MIDI Sherlock® Instant fatty acid methyl ester (FAME) User's Guide

Importance of Topic

Rapid and reproducible microbial identification based on fatty acid methyl ester (FAME) profiling is critical for clinical diagnostics, environmental monitoring and industrial quality control. The Instant FAME™ protocol dramatically reduces sample preparation time from 90 minutes to under 3 minutes while increasing sensitivity ten‐fold, enabling high‐throughput analysis of bacteria, mycobacteria and yeast.

Study Objectives and Overview

This user guide describes the Instant FAME extraction workflow integrated into the Sherlock® Microbial Identification System. It outlines growth conditions, extraction reagents and stepwise sample preparation. The guide compares Instant FAME with traditional methods, details library versions, and provides troubleshooting advice to ensure robust, consistent identifications.

Methodology and Instrumentation

All operations are performed in a single 2 ml GC vial using three proprietary reagents. Key steps:

• Harvest 2.5–3.0 mg wet cells from log‐phase culture (quadrant 3 of purity streak).
• Add 250 µl Reagent 1, vortex 10 s, add 250 µl Reagent 2, vortex 3 s, then add 250 µl Reagent 3 to induce phase separation.
• Transfer 70 µl of the upper organic layer into an insert using the MIDI pipette guide to avoid interface contamination.

Extracts are analyzed on an Agilent 6850/6890/7890 GC equipped with a capillary column and flame ionization detector, controlled by Sherlock MIS v6.0 or later. Periodic calibration uses the MIDI Rapid Method Calibration Mix (Part 1300-AA) and performance qualification (PQ) tables to track retention time and response drift.

Main Findings and Discussion

Instant FAME delivers comparable or improved library match scores versus standard methods, with Total Response maintained between 100 000 and 500 000. Fewer cells and reagent volumes minimize solvent waste. QC and blank controls validate reagent integrity, instrument performance and operator consistency. A detailed PQ table and troubleshooting matrix guide pressure, temperature and maintenance adjustments to sustain reliable calibrations.

Benefits and Practical Applications

• 30× faster sample prep and 10× greater sensitivity versus traditional FAME extraction.
• Elimination of water baths and tumblers reduces equipment footprint.
• Improved throughput supports large‐scale microbial surveillance and clinical laboratories.
• Lower reagent volumes and benign chemistries enhance laboratory safety and reduce waste disposal costs.

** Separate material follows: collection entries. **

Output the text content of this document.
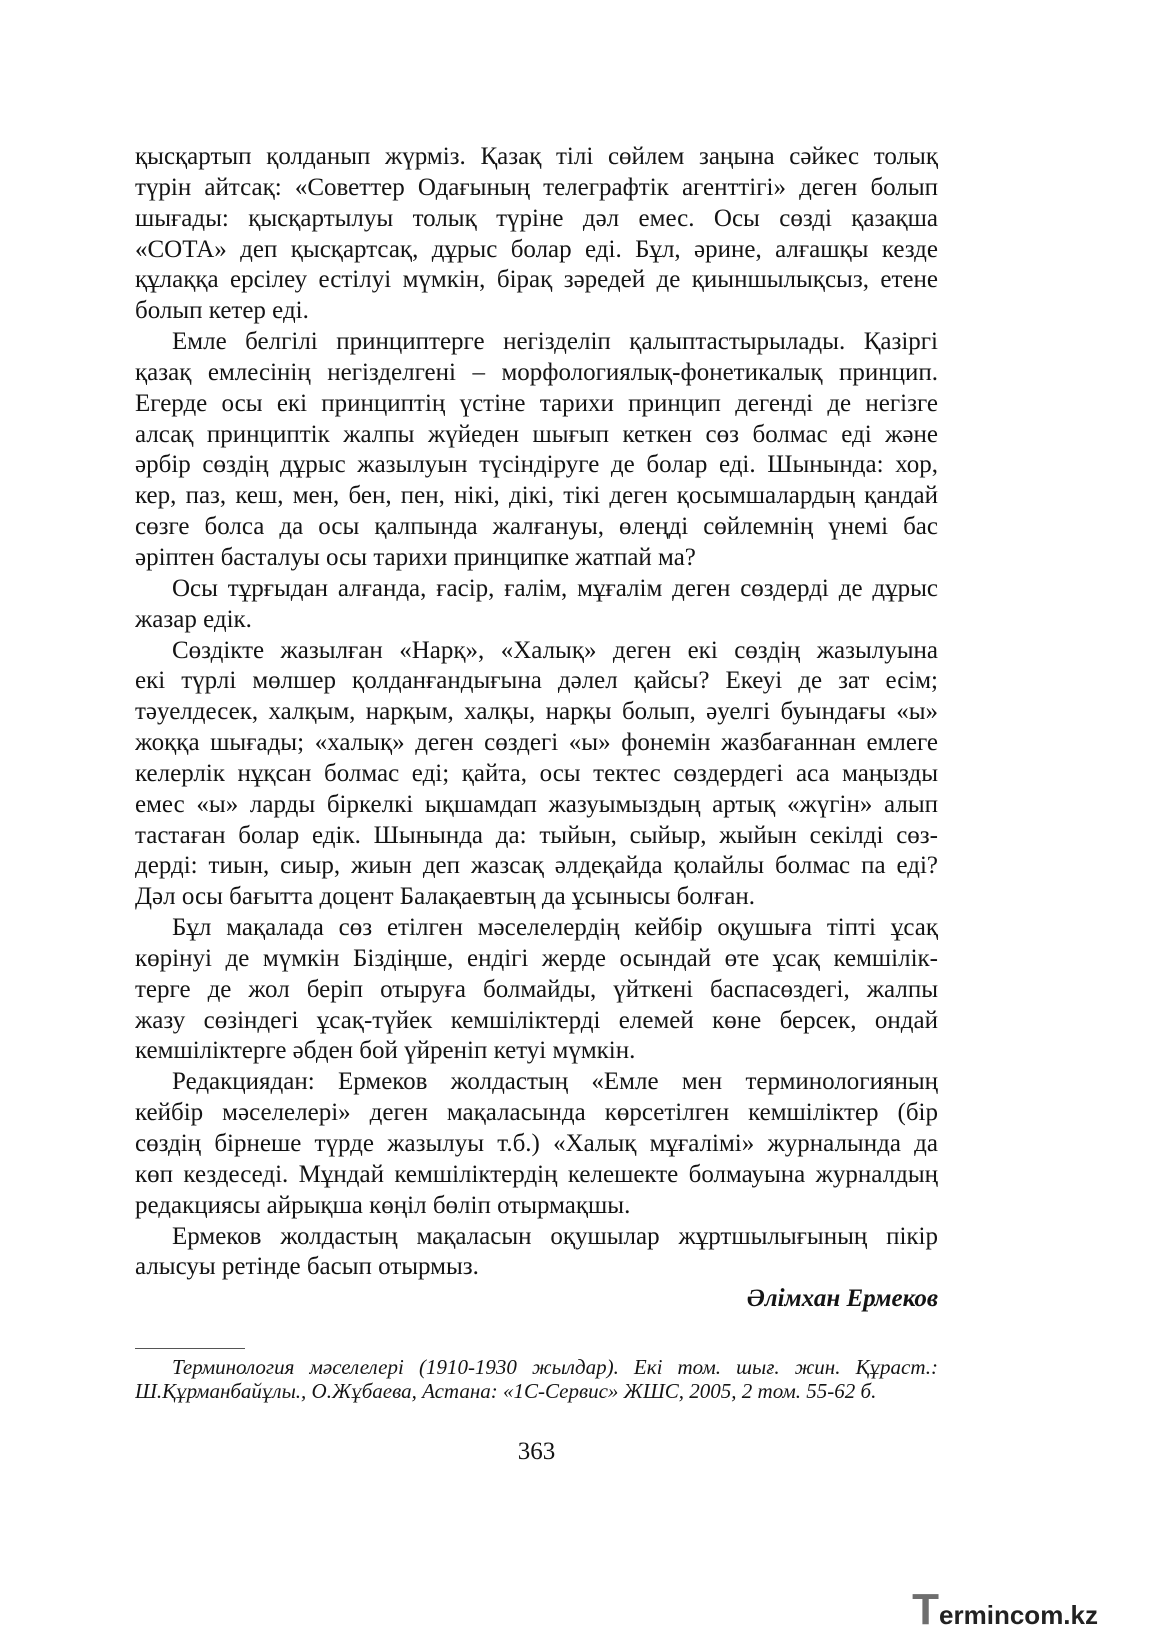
қысқартып қолданып жүрміз. Қазақ тілі сөйлем заңына сәйкес толық
түрін айтсақ: «Советтер Одағының телеграфтік агенттігі» деген болып
шығады: қысқартылуы толық түріне дәл емес. Осы сөзді қазақша
«СОТА» деп қысқартсақ, дұрыс болар еді. Бұл, әрине, алғашқы кезде
құлаққа ерсілеу естілуі мүмкін, бірақ зәредей де қиыншылықсыз, етене
болып кетер еді.
Емле белгілі принциптерге негізделіп қалыптастырылады. Қазіргі
қазақ емлесінің негізделгені – морфологиялық-фонетикалық принцип.
Егерде осы екі принциптің үстіне тарихи принцип дегенді де негізге
алсақ принциптік жалпы жүйеден шығып кеткен сөз болмас еді және
әрбір сөздің дұрыс жазылуын түсіндіруге де болар еді. Шынында: хор,
кер, паз, кеш, мен, бен, пен, нікі, дікі, тікі деген қосымшалардың қандай
сөзге болса да осы қалпында жалғануы, өлеңді сөйлемнің үнемі бас
әріптен басталуы осы тарихи принципке жатпай ма?
Осы тұрғыдан алғанда, ғасір, ғалім, мұғалім деген сөздерді де дұрыс
жазар едік.
Сөздікте жазылған «Нарқ», «Халық» деген екі сөздің жазылуына
екі түрлі мөлшер қолданғандығына дәлел қайсы? Екеуі де зат есім;
тәуелдесек, халқым, нарқым, халқы, нарқы болып, әуелгі буындағы «ы»
жоққа шығады; «халық» деген сөздегі «ы» фонемін жазбағаннан емлеге
келерлік нұқсан болмас еді; қайта, осы тектес сөздердегі аса маңызды
емес «ы» ларды біркелкі ықшамдап жазуымыздың артық «жүгін» алып
тастаған болар едік. Шынында да: тыйын, сыйыр, жыйын секілді сөз-
дерді: тиын, сиыр, жиын деп жазсақ әлдеқайда қолайлы болмас па еді?
Дәл осы бағытта доцент Балақаевтың да ұсынысы болған.
Бұл мақалада сөз етілген мәселелердің кейбір оқушыға тіпті ұсақ
көрінуі де мүмкін Біздіңше, ендігі жерде осындай өте ұсақ кемшілік-
терге де жол беріп отыруға болмайды, үйткені баспасөздегі, жалпы
жазу сөзіндегі ұсақ-түйек кемшіліктерді елемей көне берсек, ондай
кемшіліктерге әбден бой үйреніп кетуі мүмкін.
Редакциядан: Ермеков жолдастың «Емле мен терминологияның
кейбір мәселелері» деген мақаласында көрсетілген кемшіліктер (бір
сөздің бірнеше түрде жазылуы т.б.) «Халық мұғалімі» журналында да
көп кездеседі. Мұндай кемшіліктердің келешекте болмауына журналдың
редакциясы айрықша көңіл бөліп отырмақшы.
Ермеков жолдастың мақаласын оқушылар жұртшылығының пікір
алысуы ретінде басып отырмыз.
Әлімхан Ермеков
Терминология мәселелері (1910-1930 жылдар). Екі том. шығ. жин. Құраст.:
Ш.Құрманбайұлы., О.Жұбаева, Астана: «1С-Сервис» ЖШС, 2005, 2 том. 55-62 б.
363
Termincom.kz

Future Trends and Possibilities

Ongoing advances may include further integration of microfluidic extraction, automated liquid handlers, expanded spectral libraries for emerging pathogens and machine‐learning algorithms for enhanced pattern recognition. Cloud-based data sharing and AI‐driven updates could streamline method validation and cross‐laboratory standardization.

Conclusion

The Instant FAME protocol in the Sherlock MIS represents a significant improvement in microbial FAME analysis, combining speed, sensitivity and ease of use. Proper adherence to growth, extraction and QC procedures ensures reliable identifications across clinical, environmental and industrial settings.

Reference

MIDI, Inc. Sherlock Software and Libraries License Agreement and User Manual. Newark, DE; 2012.